La imagen se ha desteñido con los años, el
recuerdo se ha difuminado, y los pixeles de la memoria se han agrandado,
disminuyendo el detalle y los colores, pero manteniendo los sentimientos y
sensaciones.
Había nevado. Mucho. En aquellos años las
nevadas no eran tan excepcionales como para que los telediarios abrieran con
ellas, ni había tantos coches como para que los copos de nieve provocaran un
desastre circulatorio. La calle presentaba no ya un manto blanco, sino una
soberana manta nívea que cubría aceras, calzada y descampados con varios
centímetros de ese polvo invernal que tanto nos gusta.
En la esquina había una mujer y un niño. Esa
esquina esta frente a mi casa, bueno, la casa de mis padres, pertenece a uno de
los pocos edificios que había allí cuando nos mudamos, hace más de cuarenta
años. La mujer era mi madre, y yo el niño, envuelto en un abrigo de lana negro,
o tal vez gris. Estábamos uno junto al otro, de espaldas al edificio en el que se
encontraba nuestro hogar. Nos veo desde la terraza de mi casa, aunque yo sea
ese niño pequeño, de no más de cinco años, moreno y de cara regordeta. Me
recuerdo serio.
Un hombre mayor está enfrente de nosotros. El
maestro. Todavía no había desaparecido la figura venerable del maestro de
escuela, que tan bien supo retratar el fallecido Fernando Fernán Gómez en La lengua de las mariposas. En muchos de
los pueblos de España la educación primaria, al menos en las primeras etapas,
estaba a cargo de estos hombres y mujeres, y muchos de nosotros iniciamos
nuestra formación con ellos. Aquella escuela estaba en los bajos de uno de
los edificios de la calle cercana, y tenía el nombre que otras muchas llevan y
llevaron: San José de Calasanz. Recuerdo la clase y los pupitres, todos los
niños en una misma sala, sin importar edades ni condiciones: el hijo del
maestro, los niños pequeños…
El hombre está hablando con mi madre. Las
palabras o sonidos ya se perdieron, los gestos apenas se reconocen, ni siquiera
el rostro de mi madre permanece. Ahora la escena ha cambiado, y la cámara de mi
mente está junto a nosotros, en un plano general corto conmigo al frente. Miro
al hombre mayor, creo que debería estar cerca de los sesenta años, una persona
muy vieja para mi cortos estándares, con una barba blanca que le daba más años
quizás de los que tenía.
Me sonríe. Me ofrece un caramelo, mientras mi
madre me dice que tengo que ir con él, que vaya a la escuela.

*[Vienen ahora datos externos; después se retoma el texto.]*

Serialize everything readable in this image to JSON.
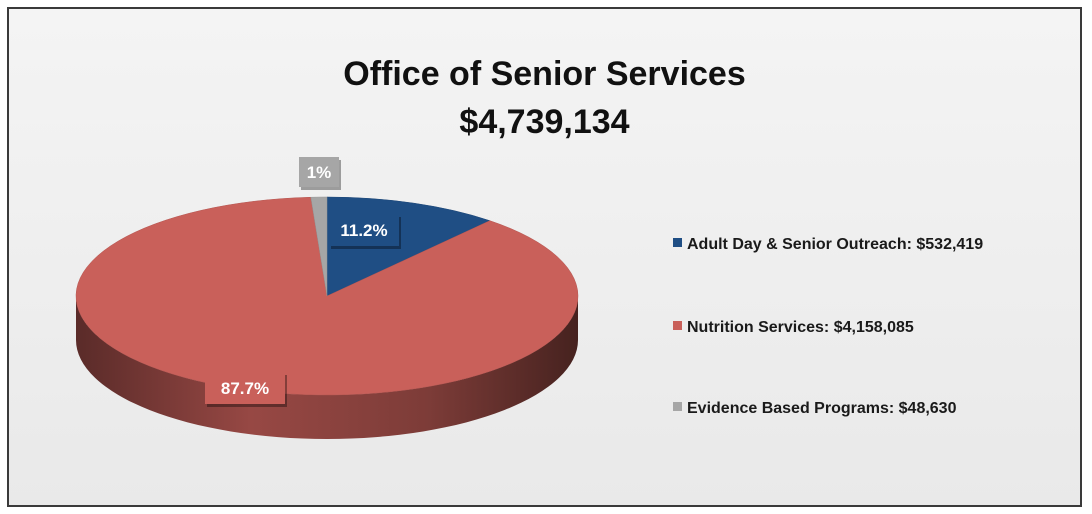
{
  "chart_data": {
    "type": "pie",
    "title": "Office of Senior Services",
    "subtitle": "$4,739,134",
    "slices": [
      {
        "label": "Adult Day & Senior Outreach: $532,419",
        "value": 532419,
        "percent_label": "11.2%",
        "color": "#1f4e84"
      },
      {
        "label": "Nutrition Services: $4,158,085",
        "value": 4158085,
        "percent_label": "87.7%",
        "color": "#c9605a"
      },
      {
        "label": "Evidence Based Programs: $48,630",
        "value": 48630,
        "percent_label": "1%",
        "color": "#a6a6a6"
      }
    ],
    "legend_position": "right",
    "style": "3d"
  }
}
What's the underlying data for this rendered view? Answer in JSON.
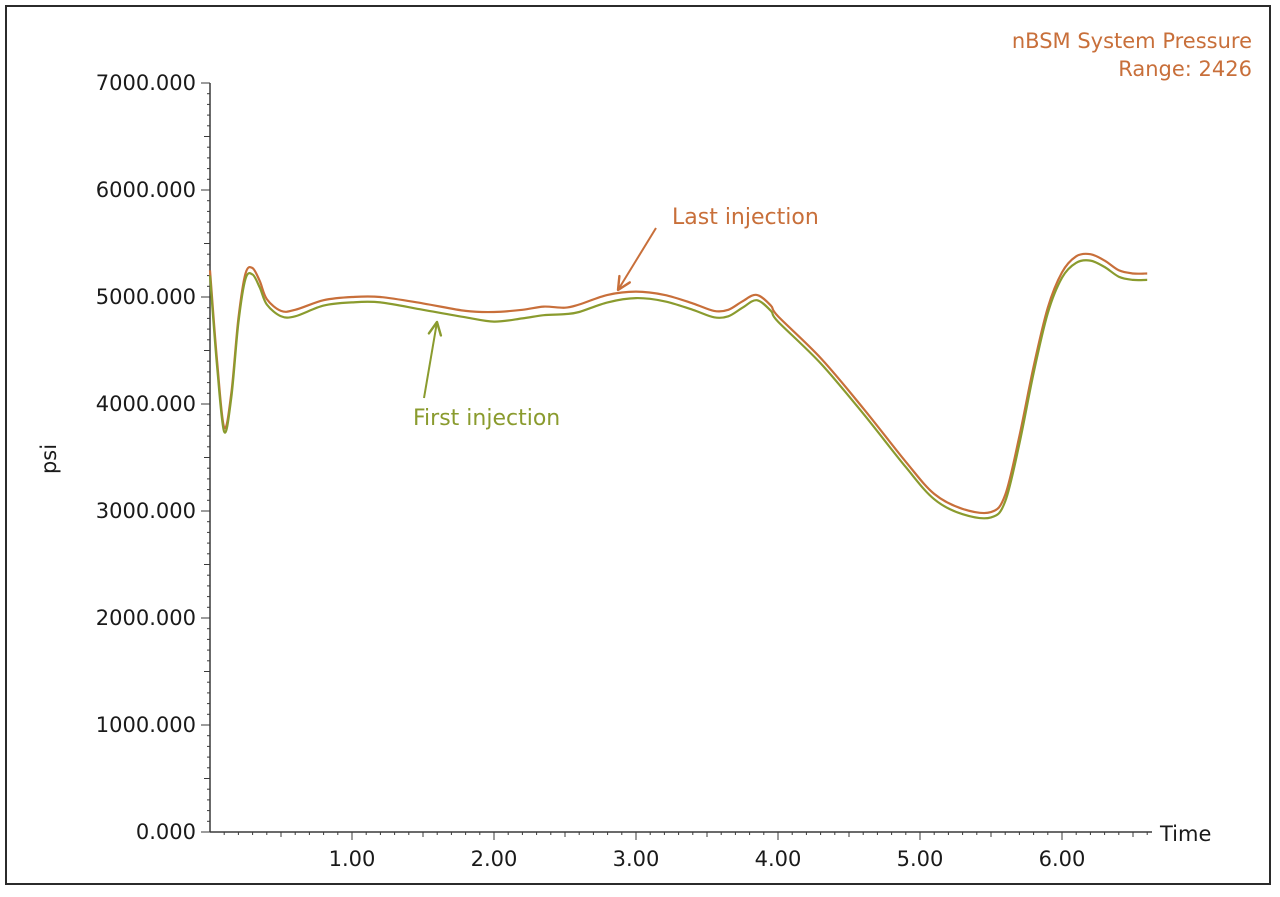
{
  "colors": {
    "last": "#c86f3a",
    "first": "#8a9b2e",
    "axis": "#3a3a3a",
    "text": "#1a1a1a"
  },
  "chart_data": {
    "type": "line",
    "title": "nBSM System Pressure",
    "subtitle": "Range: 2426",
    "xlabel": "Time",
    "ylabel": "psi",
    "xlim": [
      0,
      6.6
    ],
    "ylim": [
      0,
      7000
    ],
    "xticks": [
      "1.00",
      "2.00",
      "3.00",
      "4.00",
      "5.00",
      "6.00"
    ],
    "xtick_values": [
      1,
      2,
      3,
      4,
      5,
      6
    ],
    "yticks": [
      "0.000",
      "1000.000",
      "2000.000",
      "3000.000",
      "4000.000",
      "5000.000",
      "6000.000",
      "7000.000"
    ],
    "ytick_values": [
      0,
      1000,
      2000,
      3000,
      4000,
      5000,
      6000,
      7000
    ],
    "grid": false,
    "series": [
      {
        "name": "Last injection",
        "x": [
          0,
          0.05,
          0.1,
          0.15,
          0.2,
          0.25,
          0.3,
          0.35,
          0.4,
          0.5,
          0.6,
          0.8,
          1.0,
          1.2,
          1.5,
          1.8,
          2.0,
          2.2,
          2.35,
          2.5,
          2.6,
          2.8,
          3.0,
          3.2,
          3.4,
          3.55,
          3.65,
          3.75,
          3.85,
          3.95,
          4.0,
          4.3,
          4.6,
          4.9,
          5.1,
          5.3,
          5.5,
          5.6,
          5.7,
          5.8,
          5.9,
          6.0,
          6.1,
          6.2,
          6.3,
          6.4,
          6.5,
          6.6
        ],
        "y": [
          5250,
          4400,
          3780,
          4100,
          4800,
          5220,
          5270,
          5150,
          4980,
          4870,
          4880,
          4970,
          5000,
          5000,
          4940,
          4870,
          4860,
          4880,
          4910,
          4900,
          4930,
          5020,
          5050,
          5020,
          4940,
          4870,
          4880,
          4960,
          5020,
          4920,
          4820,
          4430,
          3960,
          3460,
          3160,
          3020,
          2990,
          3150,
          3700,
          4350,
          4900,
          5230,
          5380,
          5400,
          5340,
          5250,
          5220,
          5220
        ]
      },
      {
        "name": "First injection",
        "x": [
          0,
          0.05,
          0.1,
          0.15,
          0.2,
          0.25,
          0.3,
          0.35,
          0.4,
          0.5,
          0.6,
          0.8,
          1.0,
          1.2,
          1.5,
          1.8,
          2.0,
          2.2,
          2.35,
          2.5,
          2.6,
          2.8,
          3.0,
          3.2,
          3.4,
          3.55,
          3.65,
          3.75,
          3.85,
          3.95,
          4.0,
          4.3,
          4.6,
          4.9,
          5.1,
          5.3,
          5.5,
          5.6,
          5.7,
          5.8,
          5.9,
          6.0,
          6.1,
          6.2,
          6.3,
          6.4,
          6.5,
          6.6
        ],
        "y": [
          5200,
          4350,
          3740,
          4060,
          4760,
          5170,
          5210,
          5090,
          4930,
          4820,
          4820,
          4920,
          4950,
          4950,
          4880,
          4810,
          4770,
          4800,
          4830,
          4840,
          4860,
          4950,
          4990,
          4960,
          4880,
          4810,
          4820,
          4900,
          4970,
          4870,
          4770,
          4380,
          3910,
          3410,
          3110,
          2970,
          2940,
          3090,
          3630,
          4290,
          4850,
          5180,
          5320,
          5340,
          5280,
          5190,
          5160,
          5160
        ]
      }
    ],
    "annotations": [
      {
        "text": "Last injection",
        "series": "Last injection",
        "x": 2.85,
        "y": 5050
      },
      {
        "text": "First injection",
        "series": "First injection",
        "x": 1.65,
        "y": 4850
      }
    ]
  }
}
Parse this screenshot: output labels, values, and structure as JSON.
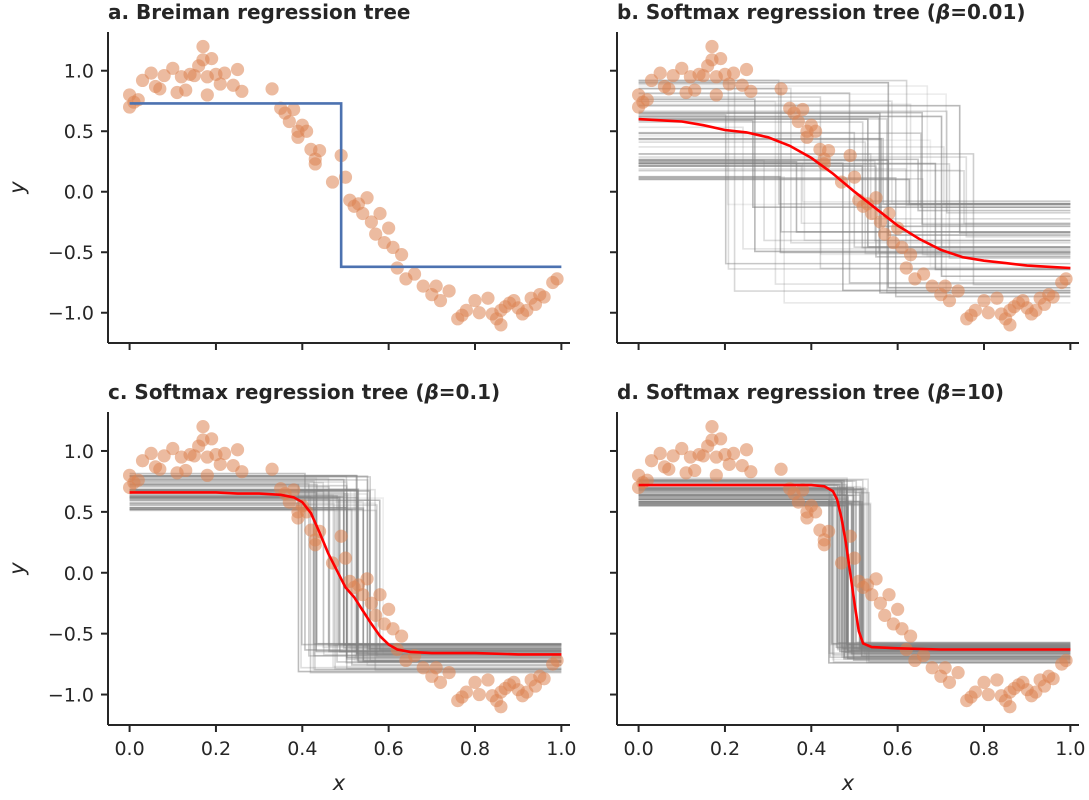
{
  "chart_data": [
    {
      "id": "a",
      "type": "line",
      "title": "a. Breiman regression tree",
      "xlabel": "",
      "ylabel": "y",
      "xlim": [
        -0.05,
        1.02
      ],
      "ylim": [
        -1.25,
        1.32
      ],
      "xticks": [
        "0.0",
        "0.2",
        "0.4",
        "0.6",
        "0.8",
        "1.0"
      ],
      "yticks": [
        "−1.0",
        "−0.5",
        "0.0",
        "0.5",
        "1.0"
      ],
      "show_xtick_labels": false,
      "show_ytick_labels": true,
      "tree_fit": {
        "split": 0.49,
        "left": 0.73,
        "right": -0.62,
        "color": "#4c72b0"
      }
    },
    {
      "id": "b",
      "type": "line",
      "title": "b. Softmax regression tree (β=0.01)",
      "title_parts": [
        "b. Softmax regression tree (",
        "β",
        "=0.01)"
      ],
      "beta": 0.01,
      "xlabel": "",
      "ylabel": "",
      "xlim": [
        -0.05,
        1.02
      ],
      "ylim": [
        -1.25,
        1.32
      ],
      "xticks": [
        "0.0",
        "0.2",
        "0.4",
        "0.6",
        "0.8",
        "1.0"
      ],
      "yticks": [
        "−1.0",
        "−0.5",
        "0.0",
        "0.5",
        "1.0"
      ],
      "show_xtick_labels": false,
      "show_ytick_labels": false,
      "ensemble": {
        "center": 0.49,
        "spread": 0.3,
        "left_lo": 0.1,
        "left_hi": 0.93,
        "right_lo": -0.92,
        "right_hi": -0.05,
        "count": 60
      },
      "mean_curve": {
        "x": [
          0.0,
          0.05,
          0.1,
          0.15,
          0.2,
          0.25,
          0.3,
          0.35,
          0.4,
          0.45,
          0.5,
          0.55,
          0.6,
          0.65,
          0.7,
          0.75,
          0.8,
          0.85,
          0.9,
          0.95,
          1.0
        ],
        "y": [
          0.6,
          0.59,
          0.58,
          0.55,
          0.51,
          0.49,
          0.45,
          0.38,
          0.28,
          0.15,
          0.0,
          -0.14,
          -0.28,
          -0.39,
          -0.48,
          -0.54,
          -0.57,
          -0.59,
          -0.61,
          -0.62,
          -0.63
        ]
      }
    },
    {
      "id": "c",
      "type": "line",
      "title": "c. Softmax regression tree (β=0.1)",
      "title_parts": [
        "c. Softmax regression tree (",
        "β",
        "=0.1)"
      ],
      "beta": 0.1,
      "xlabel": "x",
      "ylabel": "y",
      "xlim": [
        -0.05,
        1.02
      ],
      "ylim": [
        -1.25,
        1.32
      ],
      "xticks": [
        "0.0",
        "0.2",
        "0.4",
        "0.6",
        "0.8",
        "1.0"
      ],
      "yticks": [
        "−1.0",
        "−0.5",
        "0.0",
        "0.5",
        "1.0"
      ],
      "show_xtick_labels": true,
      "show_ytick_labels": true,
      "ensemble": {
        "center": 0.49,
        "spread": 0.1,
        "left_lo": 0.5,
        "left_hi": 0.82,
        "right_lo": -0.82,
        "right_hi": -0.58,
        "count": 60
      },
      "mean_curve": {
        "x": [
          0.0,
          0.1,
          0.2,
          0.25,
          0.3,
          0.35,
          0.38,
          0.4,
          0.42,
          0.44,
          0.46,
          0.48,
          0.5,
          0.52,
          0.54,
          0.56,
          0.58,
          0.6,
          0.62,
          0.65,
          0.7,
          0.8,
          0.9,
          1.0
        ],
        "y": [
          0.66,
          0.66,
          0.66,
          0.65,
          0.65,
          0.64,
          0.62,
          0.58,
          0.49,
          0.33,
          0.16,
          0.02,
          -0.12,
          -0.2,
          -0.31,
          -0.42,
          -0.52,
          -0.59,
          -0.63,
          -0.65,
          -0.66,
          -0.66,
          -0.67,
          -0.67
        ]
      }
    },
    {
      "id": "d",
      "type": "line",
      "title": "d. Softmax regression tree (β=10)",
      "title_parts": [
        "d. Softmax regression tree (",
        "β",
        "=10)"
      ],
      "beta": 10,
      "xlabel": "x",
      "ylabel": "",
      "xlim": [
        -0.05,
        1.02
      ],
      "ylim": [
        -1.25,
        1.32
      ],
      "xticks": [
        "0.0",
        "0.2",
        "0.4",
        "0.6",
        "0.8",
        "1.0"
      ],
      "yticks": [
        "−1.0",
        "−0.5",
        "0.0",
        "0.5",
        "1.0"
      ],
      "show_xtick_labels": true,
      "show_ytick_labels": false,
      "ensemble": {
        "center": 0.49,
        "spread": 0.05,
        "left_lo": 0.55,
        "left_hi": 0.78,
        "right_lo": -0.74,
        "right_hi": -0.57,
        "count": 60
      },
      "mean_curve": {
        "x": [
          0.0,
          0.1,
          0.2,
          0.3,
          0.4,
          0.43,
          0.45,
          0.46,
          0.47,
          0.48,
          0.49,
          0.5,
          0.51,
          0.52,
          0.54,
          0.6,
          0.7,
          0.8,
          0.9,
          1.0
        ],
        "y": [
          0.72,
          0.72,
          0.72,
          0.72,
          0.72,
          0.71,
          0.67,
          0.6,
          0.45,
          0.25,
          0.0,
          -0.25,
          -0.48,
          -0.58,
          -0.61,
          -0.62,
          -0.63,
          -0.63,
          -0.63,
          -0.63
        ]
      }
    }
  ],
  "observations": {
    "color": "#dd8452",
    "x": [
      0.0,
      0.0,
      0.01,
      0.02,
      0.03,
      0.05,
      0.06,
      0.07,
      0.08,
      0.1,
      0.11,
      0.12,
      0.13,
      0.14,
      0.15,
      0.16,
      0.17,
      0.17,
      0.18,
      0.18,
      0.19,
      0.2,
      0.21,
      0.22,
      0.24,
      0.25,
      0.26,
      0.33,
      0.35,
      0.36,
      0.37,
      0.38,
      0.39,
      0.39,
      0.4,
      0.41,
      0.42,
      0.43,
      0.43,
      0.44,
      0.47,
      0.49,
      0.5,
      0.51,
      0.52,
      0.53,
      0.54,
      0.55,
      0.56,
      0.57,
      0.58,
      0.59,
      0.6,
      0.61,
      0.62,
      0.63,
      0.64,
      0.66,
      0.68,
      0.7,
      0.71,
      0.72,
      0.74,
      0.76,
      0.77,
      0.78,
      0.8,
      0.81,
      0.83,
      0.84,
      0.85,
      0.86,
      0.86,
      0.87,
      0.88,
      0.89,
      0.9,
      0.91,
      0.92,
      0.93,
      0.94,
      0.95,
      0.96,
      0.98,
      0.99
    ],
    "y": [
      0.7,
      0.8,
      0.74,
      0.76,
      0.92,
      0.98,
      0.87,
      0.85,
      0.96,
      1.02,
      0.82,
      0.95,
      0.84,
      0.97,
      0.96,
      1.04,
      1.09,
      1.2,
      0.95,
      0.8,
      1.1,
      0.97,
      0.89,
      0.98,
      0.88,
      1.01,
      0.83,
      0.85,
      0.69,
      0.65,
      0.58,
      0.68,
      0.5,
      0.45,
      0.55,
      0.5,
      0.35,
      0.27,
      0.23,
      0.34,
      0.08,
      0.3,
      0.12,
      -0.07,
      -0.12,
      -0.1,
      -0.18,
      -0.05,
      -0.25,
      -0.35,
      -0.18,
      -0.42,
      -0.3,
      -0.46,
      -0.63,
      -0.52,
      -0.72,
      -0.68,
      -0.78,
      -0.85,
      -0.78,
      -0.9,
      -0.82,
      -1.05,
      -1.02,
      -0.98,
      -0.9,
      -1.0,
      -0.88,
      -1.01,
      -1.05,
      -1.1,
      -0.98,
      -0.95,
      -0.92,
      -0.9,
      -0.96,
      -1.01,
      -0.98,
      -0.88,
      -0.93,
      -0.85,
      -0.87,
      -0.75,
      -0.72
    ]
  }
}
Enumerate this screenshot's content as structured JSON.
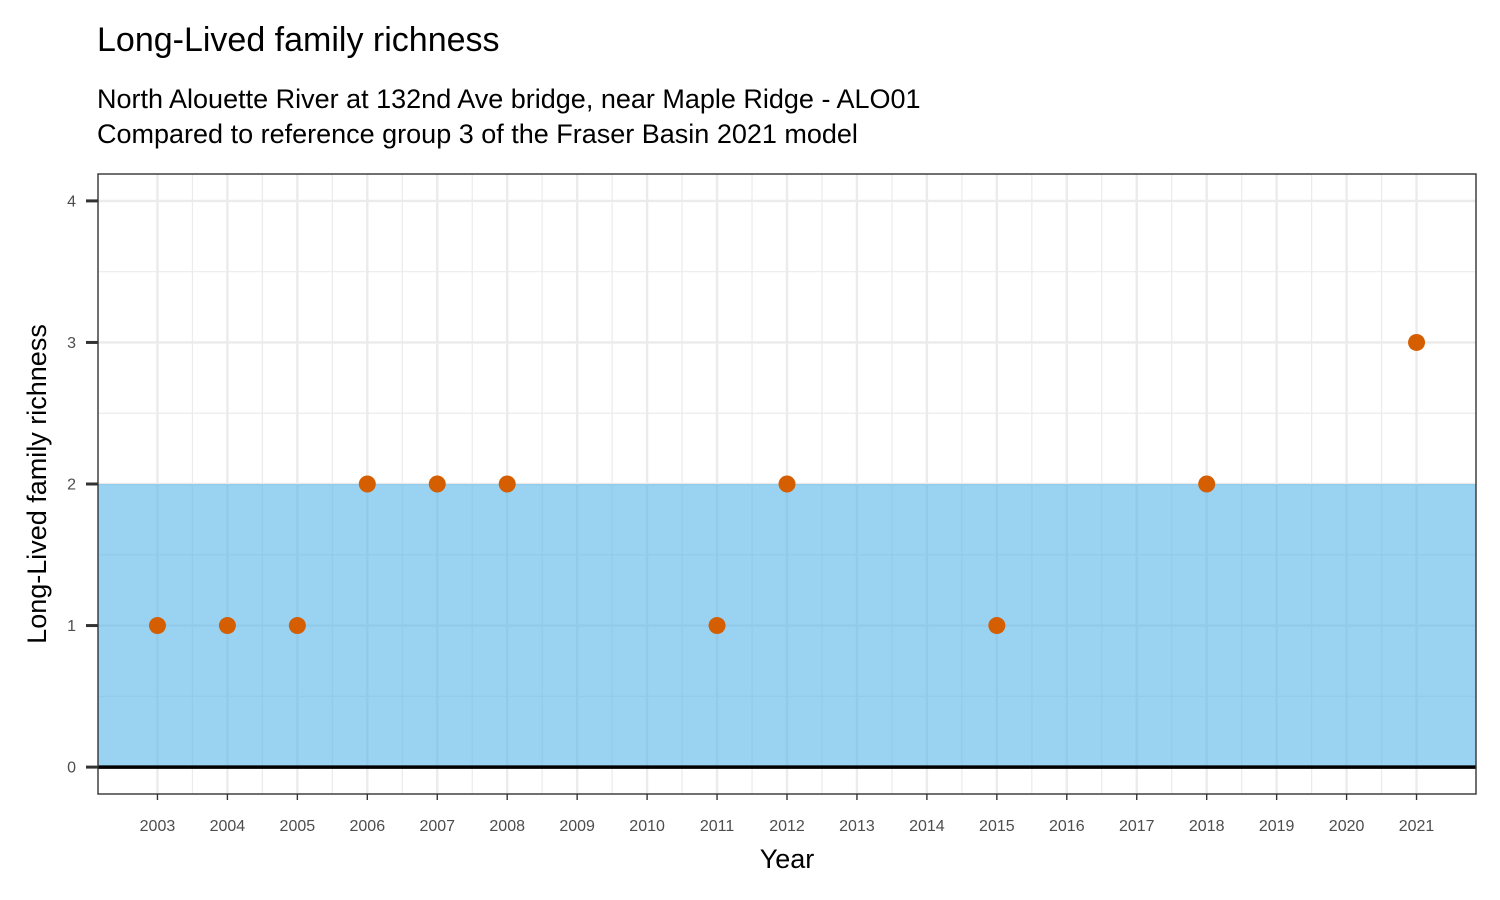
{
  "chart_data": {
    "type": "scatter",
    "title": "Long-Lived family richness",
    "subtitle_lines": [
      "North Alouette River at 132nd Ave bridge, near Maple Ridge - ALO01",
      "Compared to reference group 3 of the Fraser Basin 2021 model"
    ],
    "xlabel": "Year",
    "ylabel": "Long-Lived family richness",
    "x_ticks": [
      "2003",
      "2004",
      "2005",
      "2006",
      "2007",
      "2008",
      "2009",
      "2010",
      "2011",
      "2012",
      "2013",
      "2014",
      "2015",
      "2016",
      "2017",
      "2018",
      "2019",
      "2020",
      "2021"
    ],
    "y_ticks": [
      "0",
      "1",
      "2",
      "3",
      "4"
    ],
    "xlim": [
      2002.15,
      2021.85
    ],
    "ylim": [
      -0.19,
      4.19
    ],
    "reference_band": {
      "ymin": 0,
      "ymax": 2,
      "color": "#56b4e9"
    },
    "point_color": "#d55e00",
    "grid": true,
    "points": [
      {
        "x": 2003,
        "y": 1
      },
      {
        "x": 2004,
        "y": 1
      },
      {
        "x": 2005,
        "y": 1
      },
      {
        "x": 2006,
        "y": 2
      },
      {
        "x": 2007,
        "y": 2
      },
      {
        "x": 2008,
        "y": 2
      },
      {
        "x": 2011,
        "y": 1
      },
      {
        "x": 2012,
        "y": 2
      },
      {
        "x": 2015,
        "y": 1
      },
      {
        "x": 2018,
        "y": 2
      },
      {
        "x": 2021,
        "y": 3
      }
    ]
  }
}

Aquí acaba la imagen. Es uno de mis primeros
recuerdos, recuerdos que no son reales, sucesos que pudieron bien ser momentos
de un sueño o ideas que me formé en conversaciones. A esa edad, podemos vivir
los sueños con tanta intensidad que se convierten en nuestra vida real.
Desgraciadamente, perdemos esa virtud con los años.